The story of the marriage illustrates Ellis’s concept of how to attain the middle way: not by avoiding extremes, but by uniting them. Edith Lees was as nearly the opposite of Ellis as may be imagined, in mental make-up and emotional disposition as well as in physical constitution. Here were elements of conflict, more than are likely to occur in an ordinary mating, for these were two unusual persons, of superior intellectual and moral endowment. On his side, there were shyness and extreme distaste for social contacts, a pronounced need for solitude and silence; on hers, a marked vital energy, finding its best outlet through social channels: she was an accomplished speaker, a writer, producer, and even actor of plays. Beneath her gaiety and vividness and the kind, quick sympathy which endeared her to all, were a multitude of fears, a deep mistrust of herself and of others— the perversion of a naturally trustful spirit through the wounds of earliest experience. Ellis had calm confidence in his own judgment and impulses, and in those of others whom he had come slowly to love—again the product of hereditary, congenital, and early environmental conditions, this time favorable. Finally must be added three grave circumstances: the marriage was childless, on medical advice; there existed in his wife a “deep-lying anomaly of temperament” which Ellis only gradually came to recognize as emotional sexual inversion; three years before the end, there appeared the evidence of the slow insidious poison of diabetes, which must have been undermining the whole constitution long before.

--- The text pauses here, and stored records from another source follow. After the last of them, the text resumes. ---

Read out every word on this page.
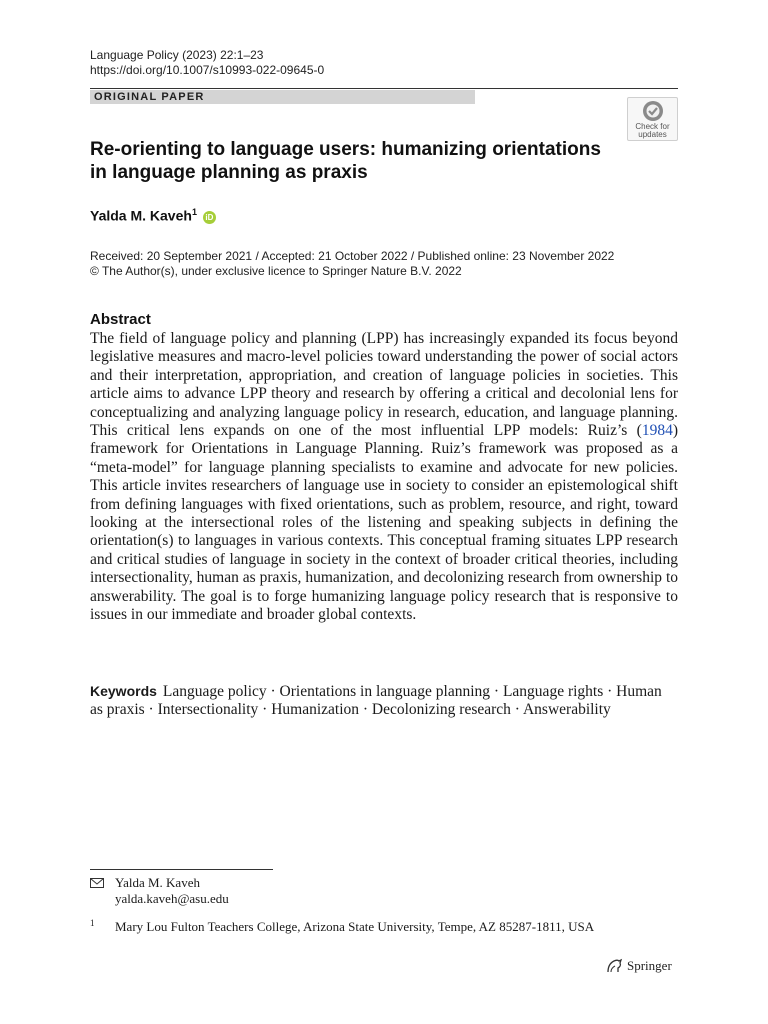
Language Policy (2023) 22:1–23
https://doi.org/10.1007/s10993-022-09645-0
ORIGINAL PAPER
Check for
updates
Re-orienting to language users: humanizing orientations in language planning as praxis
Yalda M. Kaveh$^1$ iD
Received: 20 September 2021 / Accepted: 21 October 2022 / Published online: 23 November 2022
© The Author(s), under exclusive licence to Springer Nature B.V. 2022
Abstract

The field of language policy and planning (LPP) has increasingly expanded its focus beyond legislative measures and macro-level policies toward understanding the power of social actors and their interpretation, appropriation, and creation of language policies in societies. This article aims to advance LPP theory and research by offering a critical and decolonial lens for conceptualizing and analyzing language policy in research, education, and language planning. This critical lens expands on one of the most influential LPP models: Ruiz’s (1984) framework for Orientations in Language Planning. Ruiz’s framework was proposed as a “meta-model” for language planning specialists to examine and advocate for new policies. This article invites researchers of language use in society to consider an epistemological shift from defining languages with fixed orientations, such as problem, resource, and right, toward looking at the intersectional roles of the listening and speaking subjects in defining the orientation(s) to languages in various contexts. This conceptual framing situates LPP research and critical studies of language in society in the context of broader critical theories, including intersectionality, human as praxis, humanization, and decolonizing research from ownership to answerability. The goal is to forge humanizing language policy research that is responsive to issues in our immediate and broader global contexts.

Keywords Language policy · Orientations in language planning · Language rights · Human as praxis · Intersectionality · Humanization · Decolonizing research · Answerability

Yalda M. Kaveh
yalda.kaveh@asu.edu
1 Mary Lou Fulton Teachers College, Arizona State University, Tempe, AZ 85287-1811, USA
Springer
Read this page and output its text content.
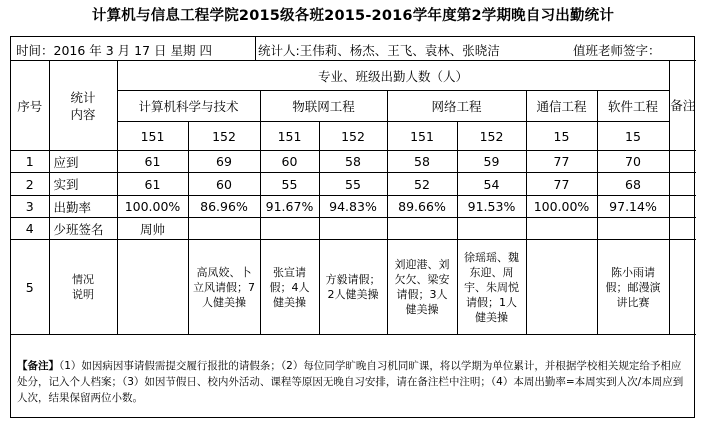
计算机与信息工程学院2015级各班2015-2016学年度第2学期晚自习出勤统计
时间：2016 年 3 月 17 日 星期 四	统计人:王伟莉、杨杰、王飞、袁林、张晓洁	值班老师签字：
序号	统计内容	专业、班级出勤人数（人）								备注
		计算机科学与技术		物联网工程		网络工程		通信工程	软件工程	
		151	152	151	152	151	152	15	15	
1	应到	61	69	60	58	58	59	77	70	
2	实到	61	60	55	55	52	54	77	68	
3	出勤率	100.00%	86.96%	91.67%	94.83%	89.66%	91.53%	100.00%	97.14%	
4	少班签名	周帅								
5	情况说明		高凤姣、卜立风请假；7人健美操	张宣请假；4人健美操	方毅请假；2人健美操	刘迎港、刘欠欠、梁安请假；3人健美操	徐瑶瑶、魏东迎、周宇、朱周悦请假；1人健美操		陈小雨请假；邮漫演讲比赛	
【备注】（1）如因病因事请假需提交履行报批的请假条；（2）每位同学旷晚自习机同旷课，将以学期为单位累计，并根据学校相关规定给予相应处分，记入个人档案；（3）如因节假日、校内外活动、课程等原因无晚自习安排，请在备注栏中注明；（4）本周出勤率=本周实到人次/本周应到人次，结果保留两位小数。
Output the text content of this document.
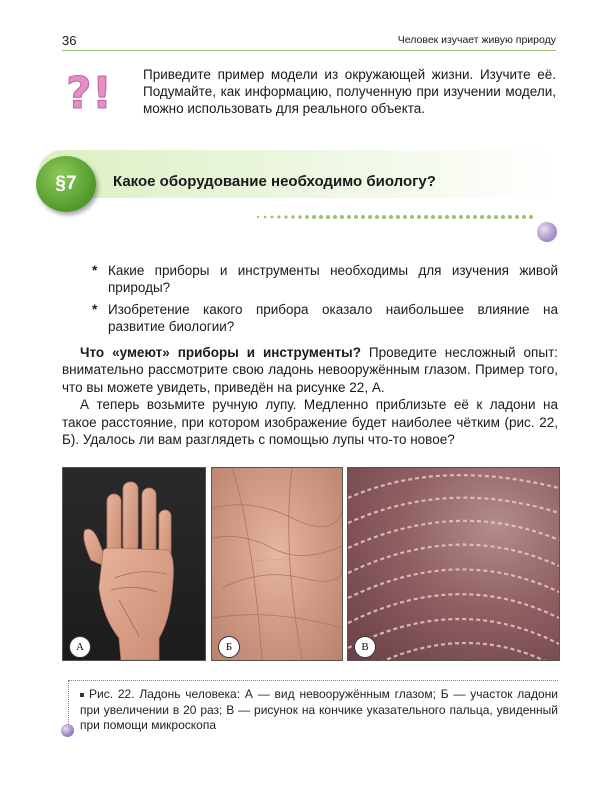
36	Человек изучает живую природу
? ! Приведите пример модели из окружающей жизни. Изучите её. Подумайте, как информацию, полученную при изучении модели, можно использовать для реального объекта.
§7	Какое оборудование необходимо биологу?
* Какие приборы и инструменты необходимы для изучения живой природы?
* Изобретение какого прибора оказало наибольшее влияние на развитие биологии?

Что «умеют» приборы и инструменты? Проведите несложный опыт: внимательно рассмотрите свою ладонь невооружённым глазом. Пример того, что вы можете увидеть, приведён на рисунке 22, А.

А теперь возьмите ручную лупу. Медленно приблизьте её к ладони на такое расстояние, при котором изображение будет наиболее чётким (рис. 22, Б). Удалось ли вам разглядеть с помощью лупы что-то новое?

А	Б	В
Рис. 22. Ладонь человека: А — вид невооружённым глазом; Б — участок ладони при увеличении в 20 раз; В — рисунок на кончике указательного пальца, увиденный при помощи микроскопа
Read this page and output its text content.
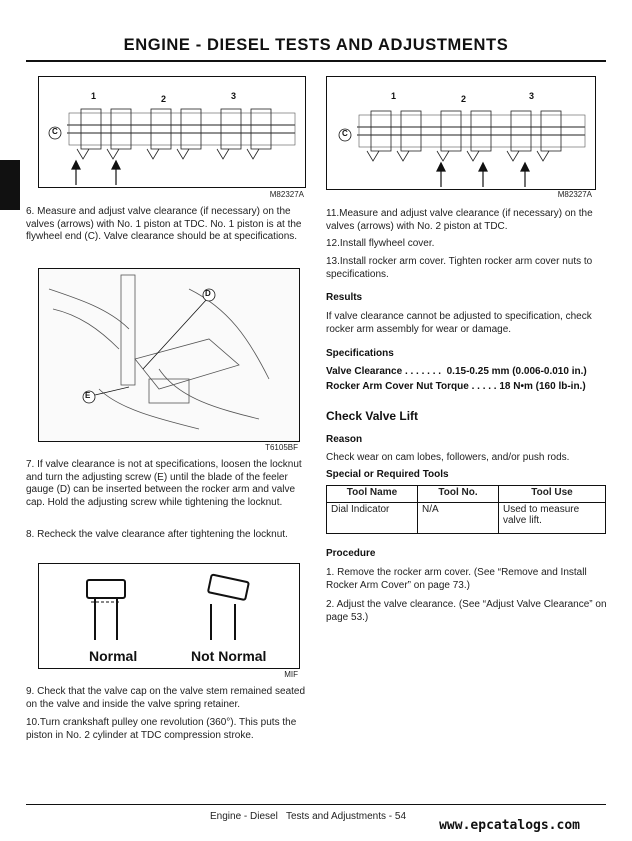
ENGINE - DIESEL TESTS AND ADJUSTMENTS
1	2	3
C
M82327A
1	2	3
C
M82327A
6. Measure and adjust valve clearance (if necessary) on the valves (arrows) with No. 1 piston at TDC. No. 1 piston is at the flywheel end (C). Valve clearance should be at specifications.
D
E
T6105BF
7. If valve clearance is not at specifications, loosen the locknut and turn the adjusting screw (E) until the blade of the feeler gauge (D) can be inserted between the rocker arm and valve cap. Hold the adjusting screw while tightening the locknut.
8. Recheck the valve clearance after tightening the locknut.
Normal	Not Normal
MIF
9. Check that the valve cap on the valve stem remained seated on the valve and inside the valve spring retainer.
10.Turn crankshaft pulley one revolution (360°). This puts the piston in No. 2 cylinder at TDC compression stroke.
11.Measure and adjust valve clearance (if necessary) on the valves (arrows) with No. 2 piston at TDC.
12.Install flywheel cover.
13.Install rocker arm cover. Tighten rocker arm cover nuts to specifications.
Results
If valve clearance cannot be adjusted to specification, check rocker arm assembly for wear or damage.
Specifications
Valve Clearance . . . . . . .  0.15-0.25 mm (0.006-0.010 in.)
Rocker Arm Cover Nut Torque . . . . . 18 N•m (160 lb-in.)
Check Valve Lift
Reason
Check wear on cam lobes, followers, and/or push rods.
Special or Required Tools
Tool Name	Tool No.	Tool Use
Dial Indicator	N/A	Used to measure valve lift.
Procedure
1. Remove the rocker arm cover. (See “Remove and Install Rocker Arm Cover” on page 73.)
2. Adjust the valve clearance. (See “Adjust Valve Clearance” on page 53.)
Engine - Diesel   Tests and Adjustments - 54
www.epcatalogs.com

With only these negative and painful things before one, it may well be asked whether any marriage so handicapped could be brought to success. Careful reading of the evidence seems to find that the answer is yes. The reasons furnish perhaps the most instructive lesson in the book.

Much as each of us suffered through marriage I have never been convinced that our marriage was a mistake. . . . It would be a sort of blasphemy against life to speak of a relationship which like ours aided great ends as a mistake, even if after all, it should in a sense prove true that we both died of it at last. . . . My own work in life had been more or less definitely planned before I knew her, yet it was altogether carried out, and to a more triumphant conclusion than at the outset I had ever imagined, during my fellowship with her. . . . She on her part was developing during all that period, and she only attained the complete adult maturity of her spiritual and intellectual powers a year or two before the end.

This record perhaps cannot be evaluated now; the life seems too near us. Time will give perspective, but this may be said now: it will stand with the great autobiographies.